I have to report first that I had a little trouble getting the installation to work reliably. The TED system contains two units: a "measuring-transmitting unit" which measures the power you are consuming (using current transformers) and the supply line voltage, and an interface which receives the signals from the MTU and puts them onto a local ethernet network. From thence, your computer can pick them up and display them on a web interface.In the picture here, the MTU is the lower "black box" on the right side, the interface is the upper one.
In principle these two units can be some distance apart - not everyone is lucky enough to have a switch on their in-home internet sitting right next to the distribution board , as you can see we do. The units communicate by piggybacking a digital signal on the power lines, and this process is prone to interference. After some discussion with TED tech support they suggested that this was the cause of the problems I was experiencing, and they sent me an in-line filter which I installed on the circuit feeding the TED devices. After that, everything works great. I can see usage information from any networked computer and I have also an app (TEDometer) on my phone which gives an instant readout via the home wireless network.

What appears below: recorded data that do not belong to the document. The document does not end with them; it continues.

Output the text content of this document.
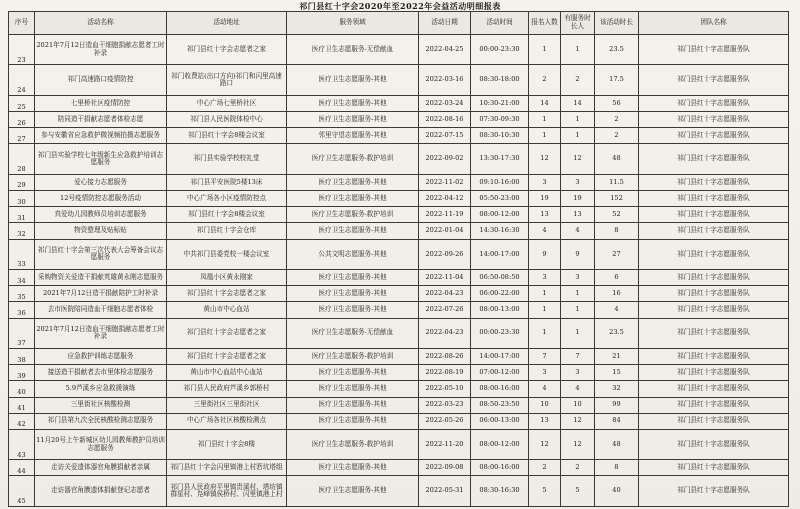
祁门县红十字会2020年至2022年会益活动明细报表
序号	活动名称	活动地址	服务领域	活动日期	活动时间	报名人数	有服务时长人	该活动时长	团队名称
23	2021年7月12日造血干细胞捐献志愿者工时补录	祁门县红十字会志愿者之家	医疗卫生志愿服务-无偿献血	2022-04-25	00:00-23:30	1	1	23.5	祁门县红十字志愿服务队
24	祁门高速路口疫情防控	祁门收费站(出口方向)祁门和闪里高速路口	医疗卫生志愿服务-其他	2022-03-16	08:30-18:00	2	2	17.5	祁门县红十字志愿服务队
25	七里桥社区疫情防控	中心广场七里桥社区	医疗卫生志愿服务-其他	2022-03-24	10:30-21:00	14	14	56	祁门县红十字志愿服务队
26	陪同造干捐献志愿者体检志愿	祁门县人民医院体检中心	医疗卫生志愿服务-其他	2022-08-16	07:30-09:30	1	1	2	祁门县红十字志愿服务队
27	参与安徽省应急救护微视频拍摄志愿服务	祁门县红十字会8楼会议室	邻里守望志愿服务-其他	2022-07-15	08:30-10:30	1	1	2	祁门县红十字志愿服务队
28	祁门县实验学校七年级新生应急救护培训志愿服务	祁门县实验学校校礼堂	医疗卫生志愿服务-救护培训	2022-09-02	13:30-17:30	12	12	48	祁门县红十字志愿服务队
29	爱心接力志愿服务	祁门县平安医院5楼13床	医疗卫生志愿服务-其他	2022-11-02	09:10-16:00	3	3	11.5	祁门县红十字志愿服务队
30	12号疫情防控志愿服务活动	中心广场各小区疫情防控点	医疗卫生志愿服务-其他	2022-04-12	05:50-23:00	19	19	152	祁门县红十字志愿服务队
31	真爱幼儿园教师员培训志愿服务	祁门县红十字会8楼会议室	医疗卫生志愿服务-救护培训	2022-11-19	08:00-12:00	13	13	52	祁门县红十字志愿服务队
32	物资整理及贴标贴	祁门县红十字会仓库	医疗卫生志愿服务-其他	2022-01-04	14:30-16:30	4	4	8	祁门县红十字志愿服务队
33	祁门县红十字会第三次代表大会筹备会议志愿服务	中共祁门县委党校一楼会议室	公共文明志愿服务-其他	2022-09-26	14:00-17:00	9	9	27	祁门县红十字志愿服务队
34	采购物资关爱造干捐献英雄黄永刚志愿服务	凤凰小区黄永刚家	医疗卫生志愿服务-其他	2022-11-04	06:50-08:50	3	3	6	祁门县红十字志愿服务队
35	2021年7月12日造干捐献陪护工时补录	祁门县红十字会志愿者之家	医疗卫生志愿服务-其他	2022-04-23	06:00-22:00	1	1	16	祁门县红十字志愿服务队
36	去市医院陪同造血干细胞志愿者体检	黄山市中心血站	医疗卫生志愿服务-其他	2022-07-26	08:00-13:00	1	1	4	祁门县红十字志愿服务队
37	2021年7月12日造血干细胞捐献志愿者工时补录	祁门县红十字会志愿者之家	医疗卫生志愿服务-无偿献血	2022-04-23	00:00-23:30	1	1	23.5	祁门县红十字志愿服务队
38	应急救护训练志愿服务	祁门县红十字会志愿者之家	医疗卫生志愿服务-救护培训	2022-08-26	14:00-17:00	7	7	21	祁门县红十字志愿服务队
39	接送造干捐献者去市里体检志愿服务	黄山市中心血站中心血站	医疗卫生志愿服务-其他	2022-08-19	07:00-12:00	3	3	15	祁门县红十字志愿服务队
40	5.9芦溪乡应急救援演练	祁门县人民政府芦溪乡郭桥村	医疗卫生志愿服务-其他	2022-05-10	08:00-16:00	4	4	32	祁门县红十字志愿服务队
41	三里街社区核酸检测	三里街社区三里街社区	医疗卫生志愿服务-其他	2022-03-23	08:50-23:50	10	10	99	祁门县红十字志愿服务队
42	祁门县第九次全民核酸检测志愿服务	中心广场各社区核酸检测点	医疗卫生志愿服务-其他	2022-05-26	06:00-13:00	13	12	84	祁门县红十字志愿服务队
43	11月20号上午新城区幼儿园教师教护员培训志愿服务	祁门县红十字会8楼	医疗卫生志愿服务-救护培训	2022-11-20	08:00-12:00	12	12	48	祁门县红十字志愿服务队
44	走访关爱遗体器官角膜捐献者亲属	祁门县红十字会闪里镇港上村箬坑塔组	医疗卫生志愿服务-其他	2022-09-08	08:00-16:00	2	2	8	祁门县红十字志愿服务队
45	走访器官角膜遗体捐献登记志愿者	祁门县人民政府平里镇贵溪村、塔坊镇群星村、凫峰镇侯桥村、闪里镇港上村	医疗卫生志愿服务-其他	2022-05-31	08:30-16:30	5	5	40	祁门县红十字志愿服务队
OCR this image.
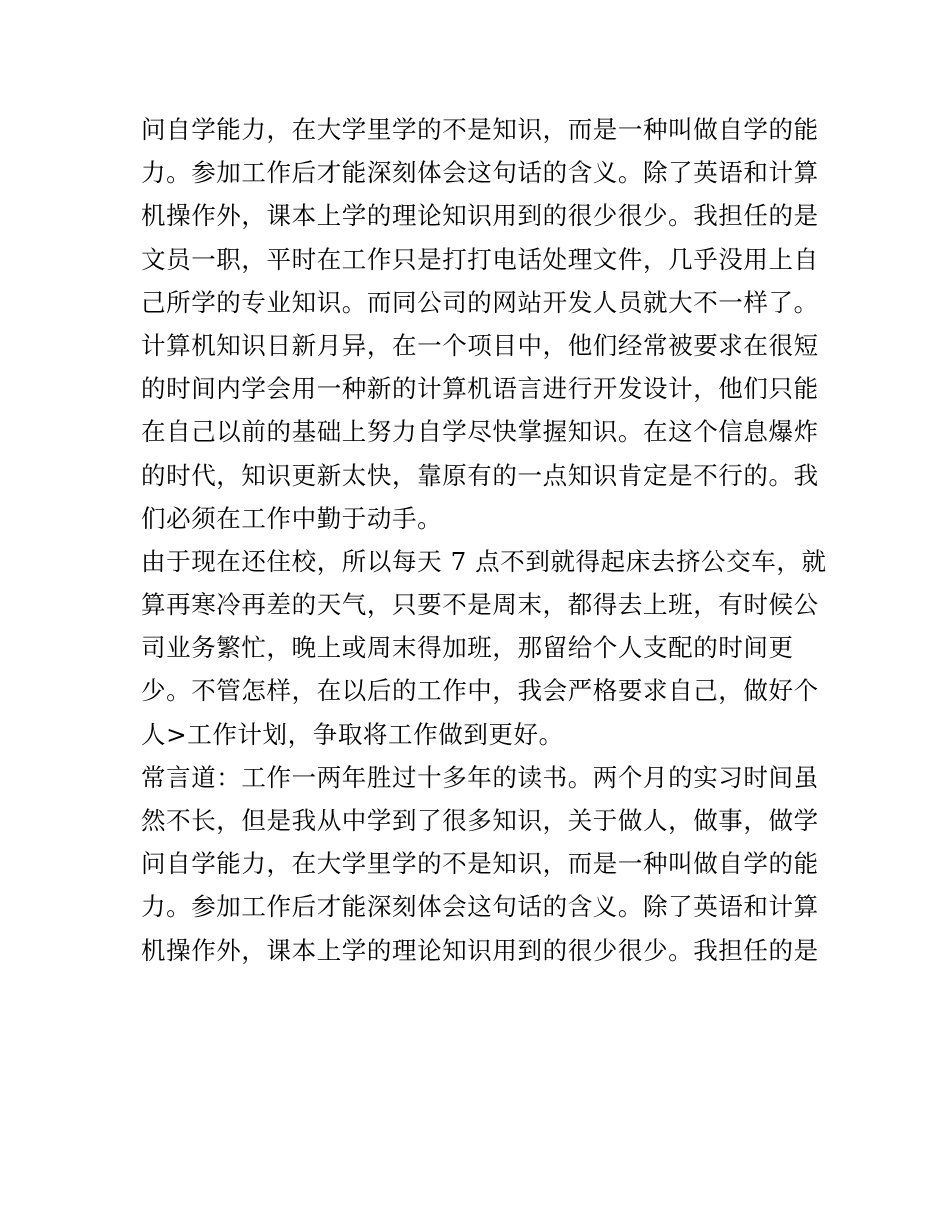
问自学能力，在大学里学的不是知识，而是一种叫做自学的能
力。参加工作后才能深刻体会这句话的含义。除了英语和计算
机操作外，课本上学的理论知识用到的很少很少。我担任的是
文员一职，平时在工作只是打打电话处理文件，几乎没用上自
己所学的专业知识。而同公司的网站开发人员就大不一样了。
计算机知识日新月异，在一个项目中，他们经常被要求在很短
的时间内学会用一种新的计算机语言进行开发设计，他们只能
在自己以前的基础上努力自学尽快掌握知识。在这个信息爆炸
的时代，知识更新太快，靠原有的一点知识肯定是不行的。我
们必须在工作中勤于动手。
由于现在还住校，所以每天 7 点不到就得起床去挤公交车，就
算再寒冷再差的天气，只要不是周末，都得去上班，有时候公
司业务繁忙，晚上或周末得加班，那留给个人支配的时间更
少。不管怎样，在以后的工作中，我会严格要求自己，做好个
人>工作计划，争取将工作做到更好。
常言道：工作一两年胜过十多年的读书。两个月的实习时间虽
然不长，但是我从中学到了很多知识，关于做人，做事，做学
问自学能力，在大学里学的不是知识，而是一种叫做自学的能
力。参加工作后才能深刻体会这句话的含义。除了英语和计算
机操作外，课本上学的理论知识用到的很少很少。我担任的是
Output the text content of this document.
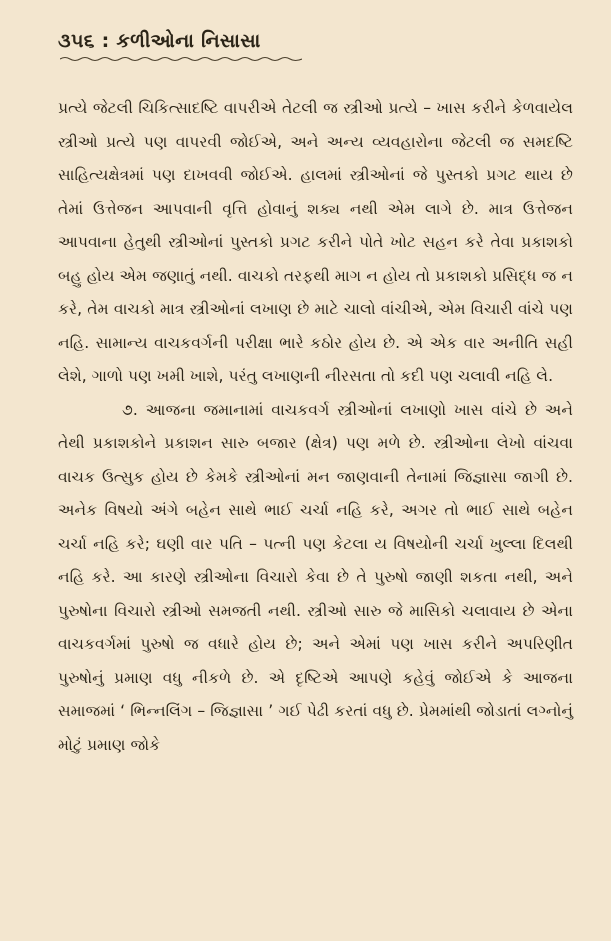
૩૫૬ : કળીઓના નિસાસા

પ્રત્યે જેટલી ચિકિત્સાદષ્ટિ વાપરીએ તેટલી જ સ્ત્રીઓ પ્રત્યે – ખાસ કરીને કેળવાયેલ સ્ત્રીઓ પ્રત્યે પણ વાપરવી જોઈએ, અને અન્ય વ્યવહારોના જેટલી જ સમદષ્ટિ સાહિત્યક્ષેત્રમાં પણ દાખવવી જોઈએ. હાલમાં સ્ત્રીઓનાં જે પુસ્તકો પ્રગટ થાય છે તેમાં ઉત્તેજન આપવાની વૃત્તિ હોવાનું શક્ય નથી એમ લાગે છે. માત્ર ઉત્તેજન આપવાના હેતુથી સ્ત્રીઓનાં પુસ્તકો પ્રગટ કરીને પોતે ખોટ સહન કરે તેવા પ્રકાશકો બહુ હોય એમ જણાતું નથી. વાચકો તરફથી માગ ન હોય તો પ્રકાશકો પ્રસિદ્ધ જ ન કરે, તેમ વાચકો માત્ર સ્ત્રીઓનાં લખાણ છે માટે ચાલો વાંચીએ, એમ વિચારી વાંચે પણ નહિ. સામાન્ય વાચકવર્ગની પરીક્ષા ભારે કઠોર હોય છે. એ એક વાર અનીતિ સહી લેશે, ગાળો પણ ખમી ખાશે, પરંતુ લખાણની નીરસતા તો કદી પણ ચલાવી નહિ લે.

૭. આજના જમાનામાં વાચકવર્ગ સ્ત્રીઓનાં લખાણો ખાસ વાંચે છે અને તેથી પ્રકાશકોને પ્રકાશન સારુ બજાર (ક્ષેત્ર) પણ મળે છે. સ્ત્રીઓના લેખો વાંચવા વાચક ઉત્સુક હોય છે કેમકે સ્ત્રીઓનાં મન જાણવાની તેનામાં જિજ્ઞાસા જાગી છે. અનેક વિષયો અંગે બહેન સાથે ભાઈ ચર્ચા નહિ કરે, અગર તો ભાઈ સાથે બહેન ચર્ચા નહિ કરે; ઘણી વાર પતિ – પત્ની પણ કેટલા ય વિષયોની ચર્ચા ખુલ્લા દિલથી નહિ કરે. આ કારણે સ્ત્રીઓના વિચારો કેવા છે તે પુરુષો જાણી શકતા નથી, અને પુરુષોના વિચારો સ્ત્રીઓ સમજતી નથી. સ્ત્રીઓ સારુ જે માસિકો ચલાવાય છે એના વાચકવર્ગમાં પુરુષો જ વધારે હોય છે; અને એમાં પણ ખાસ કરીને અપરિણીત પુરુષોનું પ્રમાણ વધુ નીકળે છે. એ દૃષ્ટિએ આપણે કહેવું જોઈએ કે આજના સમાજમાં ‘ ભિન્નલિંગ – જિજ્ઞાસા ’ ગઈ પેઢી કરતાં વધુ છે. પ્રેમમાંથી જોડાતાં લગ્નોનું મોટું પ્રમાણ જોકે
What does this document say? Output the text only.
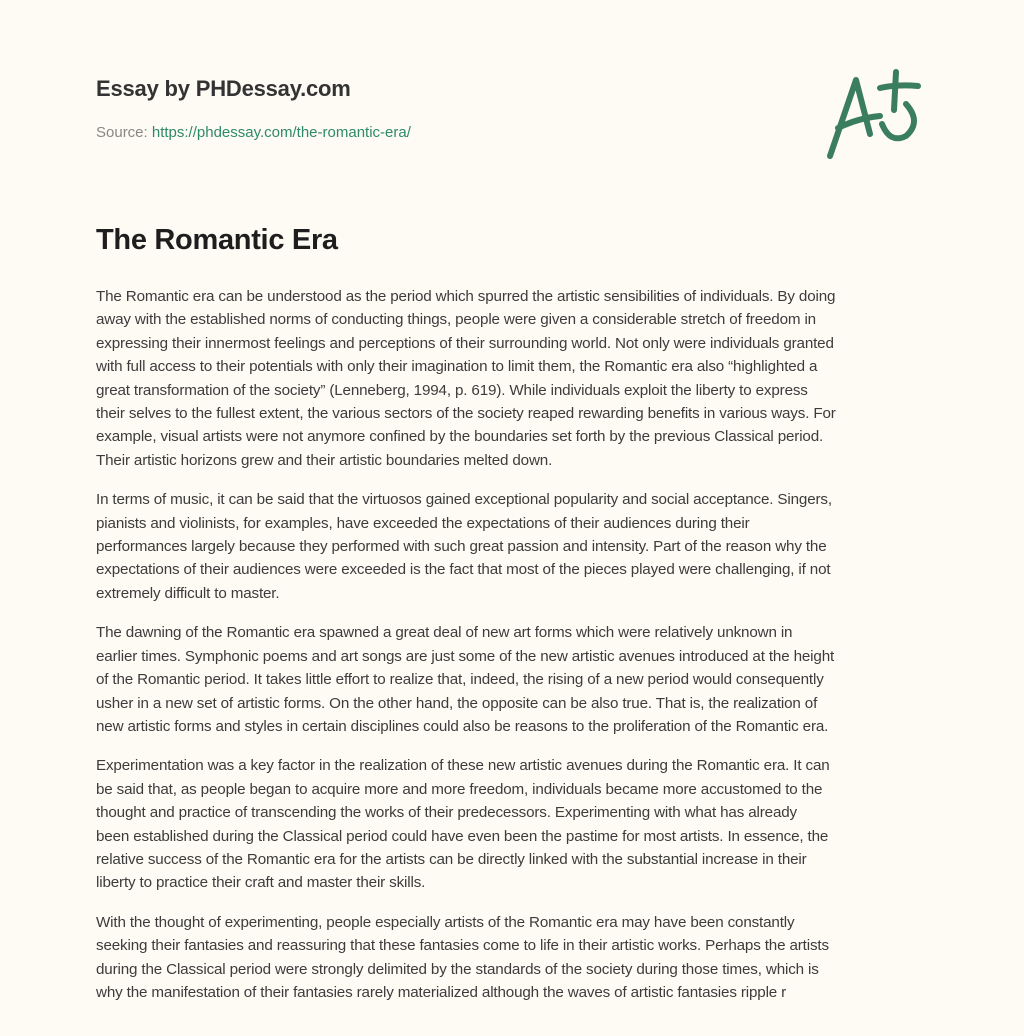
Essay by PHDessay.com
Source: https://phdessay.com/the-romantic-era/
The Romantic Era

The Romantic era can be understood as the period which spurred the artistic sensibilities of individuals. By doing
away with the established norms of conducting things, people were given a considerable stretch of freedom in
expressing their innermost feelings and perceptions of their surrounding world. Not only were individuals granted
with full access to their potentials with only their imagination to limit them, the Romantic era also “highlighted a
great transformation of the society” (Lenneberg, 1994, p. 619). While individuals exploit the liberty to express
their selves to the fullest extent, the various sectors of the society reaped rewarding benefits in various ways. For
example, visual artists were not anymore confined by the boundaries set forth by the previous Classical period.
Their artistic horizons grew and their artistic boundaries melted down.

In terms of music, it can be said that the virtuosos gained exceptional popularity and social acceptance. Singers,
pianists and violinists, for examples, have exceeded the expectations of their audiences during their
performances largely because they performed with such great passion and intensity. Part of the reason why the
expectations of their audiences were exceeded is the fact that most of the pieces played were challenging, if not
extremely difficult to master.

The dawning of the Romantic era spawned a great deal of new art forms which were relatively unknown in
earlier times. Symphonic poems and art songs are just some of the new artistic avenues introduced at the height
of the Romantic period. It takes little effort to realize that, indeed, the rising of a new period would consequently
usher in a new set of artistic forms. On the other hand, the opposite can be also true. That is, the realization of
new artistic forms and styles in certain disciplines could also be reasons to the proliferation of the Romantic era.

Experimentation was a key factor in the realization of these new artistic avenues during the Romantic era. It can
be said that, as people began to acquire more and more freedom, individuals became more accustomed to the
thought and practice of transcending the works of their predecessors. Experimenting with what has already
been established during the Classical period could have even been the pastime for most artists. In essence, the
relative success of the Romantic era for the artists can be directly linked with the substantial increase in their
liberty to practice their craft and master their skills.

With the thought of experimenting, people especially artists of the Romantic era may have been constantly
seeking their fantasies and reassuring that these fantasies come to life in their artistic works. Perhaps the artists
during the Classical period were strongly delimited by the standards of the society during those times, which is
why the manifestation of their fantasies rarely materialized although the waves of artistic fantasies ripple r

So, what's this done for us? Well, since installing TED in March our daily electricity use is down something like 40%. I find myself very aware of the electrical consumption of various devices around the house and this has probably made me even more obsessive about switching things off (or not switching them on in the first place). I should mention that we do not heat water or dry clothes by electricity, so the obvious seasonal causes for such a big change aren't there... but of course there must still be some seasonal component, which we'll only know when we have more data.
Significant changes that seem to have contributed to this load reduction are:
- Replacing a number of light bulbs - especially PAR 38 floodlights - with LED units. LED bulbs are expensive but this is cost effective for units that are operated for extended periods of time.
- The house has a recirculating hot water system with a pump. Putting this pump on a time switch (a pretty simple investment) seems to save something like 1kwhr per day, not to mention the heat that is not wasted from the hot water system.
- Installed extra attic insulation (upgraded to R50) and ventilation, including a solar powered roof fan... helps keep the house significantly cooler.
- And the big one... replaced the refrigerator. This was not purely an energy efficiency decision - the old one gave up the ghost - but once we knew we were replacing, we went for an Energy Star Tier 3 model (most efficient) and the savings were instantly visible. (It looks as though the old fridge was using more power than its rating, presumably as it struggled to extract the required cooling out of a dying compressor.)